Delays, cost overruns and deteriorating service quality are commonplace and Whitehall needs to make up to the dangerous reality already created under ISSCL 1 and 2 and not blindly throw good after bad by outsourcing Defence Business Services.
Simply - it is too sensitive and better value for the public purse can be achieved by keeping it in house.
Peter Gershon, the British businessman and former government adviser who initially recommended shared services in 2004, agreed that difficulties in implementation meant reform ‘should only be undertaken on a very carefully selected and controlled basis.’
Escalating Start up Costs
A significant number of shared services projects run into delays and significant cost overruns from their inability to identify and control change costs especially where outsourcing includes the need to stand up new IT infrastructures and redesign or refresh organisational design to enable shared back-offices.
For example, shared services in Western Australia cost £185m more than planned. The project was eventually scrapped in 2011.
The Recent NAO report into shared services published on the 20th May also came to the same conclusions.
Increased transaction costs
The blind drive to outsource shared services rarely takes account of transactional costs in their value for money assessment, leading to increased costs to the public purse after outsourcing has taken place.

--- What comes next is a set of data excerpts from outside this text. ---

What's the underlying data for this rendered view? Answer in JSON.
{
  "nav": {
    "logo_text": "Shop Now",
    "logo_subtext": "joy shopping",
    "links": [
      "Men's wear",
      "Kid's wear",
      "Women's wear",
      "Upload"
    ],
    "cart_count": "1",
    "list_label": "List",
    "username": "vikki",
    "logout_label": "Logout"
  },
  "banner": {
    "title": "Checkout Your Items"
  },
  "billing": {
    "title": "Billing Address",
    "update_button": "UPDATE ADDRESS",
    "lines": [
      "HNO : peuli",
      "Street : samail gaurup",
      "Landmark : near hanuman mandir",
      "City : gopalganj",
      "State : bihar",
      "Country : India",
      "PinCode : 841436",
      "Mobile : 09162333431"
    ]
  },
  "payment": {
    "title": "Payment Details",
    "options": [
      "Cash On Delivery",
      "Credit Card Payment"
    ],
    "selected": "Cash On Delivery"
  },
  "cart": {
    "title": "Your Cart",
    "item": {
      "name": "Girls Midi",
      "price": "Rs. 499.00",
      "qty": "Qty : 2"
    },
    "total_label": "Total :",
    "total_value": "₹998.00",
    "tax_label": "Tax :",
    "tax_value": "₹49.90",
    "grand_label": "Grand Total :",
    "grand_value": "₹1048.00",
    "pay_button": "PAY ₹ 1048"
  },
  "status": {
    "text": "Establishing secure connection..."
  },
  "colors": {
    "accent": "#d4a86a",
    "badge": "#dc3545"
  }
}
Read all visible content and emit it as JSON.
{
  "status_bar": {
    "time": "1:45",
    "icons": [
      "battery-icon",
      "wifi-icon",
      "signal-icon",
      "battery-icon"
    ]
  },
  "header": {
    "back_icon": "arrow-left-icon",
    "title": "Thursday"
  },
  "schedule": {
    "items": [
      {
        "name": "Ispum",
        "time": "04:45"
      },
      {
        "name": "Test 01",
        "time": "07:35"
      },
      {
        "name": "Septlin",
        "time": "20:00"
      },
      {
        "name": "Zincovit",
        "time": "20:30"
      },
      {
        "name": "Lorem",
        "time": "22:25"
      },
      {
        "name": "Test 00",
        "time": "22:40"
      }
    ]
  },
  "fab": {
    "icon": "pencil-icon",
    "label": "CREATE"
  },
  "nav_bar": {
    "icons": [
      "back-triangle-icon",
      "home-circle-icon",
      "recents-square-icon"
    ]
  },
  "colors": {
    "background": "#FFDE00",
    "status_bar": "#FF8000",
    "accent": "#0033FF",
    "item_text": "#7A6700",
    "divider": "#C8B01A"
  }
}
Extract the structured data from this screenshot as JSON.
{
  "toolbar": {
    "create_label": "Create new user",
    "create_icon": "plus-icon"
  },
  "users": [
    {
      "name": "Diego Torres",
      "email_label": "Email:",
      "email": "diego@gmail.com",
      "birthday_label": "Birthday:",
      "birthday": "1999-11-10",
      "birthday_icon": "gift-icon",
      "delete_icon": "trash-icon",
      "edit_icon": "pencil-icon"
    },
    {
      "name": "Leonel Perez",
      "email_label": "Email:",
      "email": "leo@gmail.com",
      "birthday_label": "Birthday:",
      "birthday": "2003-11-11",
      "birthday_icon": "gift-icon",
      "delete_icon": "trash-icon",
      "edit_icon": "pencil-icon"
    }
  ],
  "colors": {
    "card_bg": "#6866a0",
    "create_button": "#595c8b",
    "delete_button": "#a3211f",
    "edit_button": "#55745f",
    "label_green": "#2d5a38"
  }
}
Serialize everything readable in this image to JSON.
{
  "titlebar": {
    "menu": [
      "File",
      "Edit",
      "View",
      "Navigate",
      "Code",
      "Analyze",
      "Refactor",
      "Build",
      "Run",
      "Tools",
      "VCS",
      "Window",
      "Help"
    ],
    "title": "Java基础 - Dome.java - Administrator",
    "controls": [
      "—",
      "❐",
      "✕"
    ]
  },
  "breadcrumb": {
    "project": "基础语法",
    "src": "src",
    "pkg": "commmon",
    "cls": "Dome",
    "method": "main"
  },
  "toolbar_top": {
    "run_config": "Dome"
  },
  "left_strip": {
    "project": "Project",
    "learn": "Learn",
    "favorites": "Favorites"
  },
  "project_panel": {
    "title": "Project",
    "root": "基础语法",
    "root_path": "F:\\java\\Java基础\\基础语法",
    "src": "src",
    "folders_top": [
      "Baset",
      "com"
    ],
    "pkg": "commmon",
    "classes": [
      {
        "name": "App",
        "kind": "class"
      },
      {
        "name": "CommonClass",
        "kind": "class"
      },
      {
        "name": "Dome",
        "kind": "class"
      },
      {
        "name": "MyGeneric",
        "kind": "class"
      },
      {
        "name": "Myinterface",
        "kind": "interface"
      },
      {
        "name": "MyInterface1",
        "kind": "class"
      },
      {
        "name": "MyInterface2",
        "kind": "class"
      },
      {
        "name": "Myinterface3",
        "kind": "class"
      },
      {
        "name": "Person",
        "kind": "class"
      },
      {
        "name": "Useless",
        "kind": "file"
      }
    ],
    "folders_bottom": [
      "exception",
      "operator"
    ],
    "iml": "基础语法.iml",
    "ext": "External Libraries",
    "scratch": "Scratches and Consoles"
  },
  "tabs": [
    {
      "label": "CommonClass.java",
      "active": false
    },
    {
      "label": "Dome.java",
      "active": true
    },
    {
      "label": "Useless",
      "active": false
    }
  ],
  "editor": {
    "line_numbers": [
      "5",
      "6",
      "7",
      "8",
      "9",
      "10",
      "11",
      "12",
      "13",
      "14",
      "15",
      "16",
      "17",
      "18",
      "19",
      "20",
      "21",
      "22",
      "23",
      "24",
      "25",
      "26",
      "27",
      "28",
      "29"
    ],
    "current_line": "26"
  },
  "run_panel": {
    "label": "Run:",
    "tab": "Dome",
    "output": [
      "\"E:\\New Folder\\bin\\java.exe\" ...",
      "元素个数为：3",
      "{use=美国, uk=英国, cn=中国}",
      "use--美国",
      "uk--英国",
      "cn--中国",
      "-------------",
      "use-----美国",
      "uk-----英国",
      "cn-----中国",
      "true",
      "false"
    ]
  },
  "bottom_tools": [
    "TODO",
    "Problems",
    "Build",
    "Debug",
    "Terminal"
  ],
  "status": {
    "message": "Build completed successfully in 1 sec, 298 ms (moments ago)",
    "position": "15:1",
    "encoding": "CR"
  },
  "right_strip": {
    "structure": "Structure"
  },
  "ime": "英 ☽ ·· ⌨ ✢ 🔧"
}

Organisations incur both “production costs” and “transaction costs.” These reflect the activity involved turning inputs into outputs, and the activity of arranging, monitoring and assuring those processes. Contracting a service to a third party often brings higher transaction costs than if the work had continued to be done in-house.
Outsourcing your shared service organisation gives control of your organisations operational capability and resilience to a third party.
Operational policies which may be critical to a customers outputs and in our case defence need, may not fit with the drive of a third party supplier to cuts costs to maximise profit from the public purse.
A third part supplier will drive generic, cheap shared service solutions that are poorer than the same service previously delivered in-house.
Loss of opportunity cost savings
In the current financial climate the drive for savings in public services is not going to disappear.
However the ability to deliver efficient and effective opportunity savings for the public purse disappear if you have outsourced your shared services and lost control of your organisational enabling processes.
Defence Business Services is the Ministry of Defence's enabling shared services organisation and if given a chance can become a transformational engine that deliver quality, cost effective and controlled shared services across defence and security and vetting - but only if it remains in the Ministry of Defence.
If it is outsourced - the private sector will exploit the reliance of defence on its corporate services and shared functions in delivering defence outputs to maximise profit at the expense of the public purse and defence funding.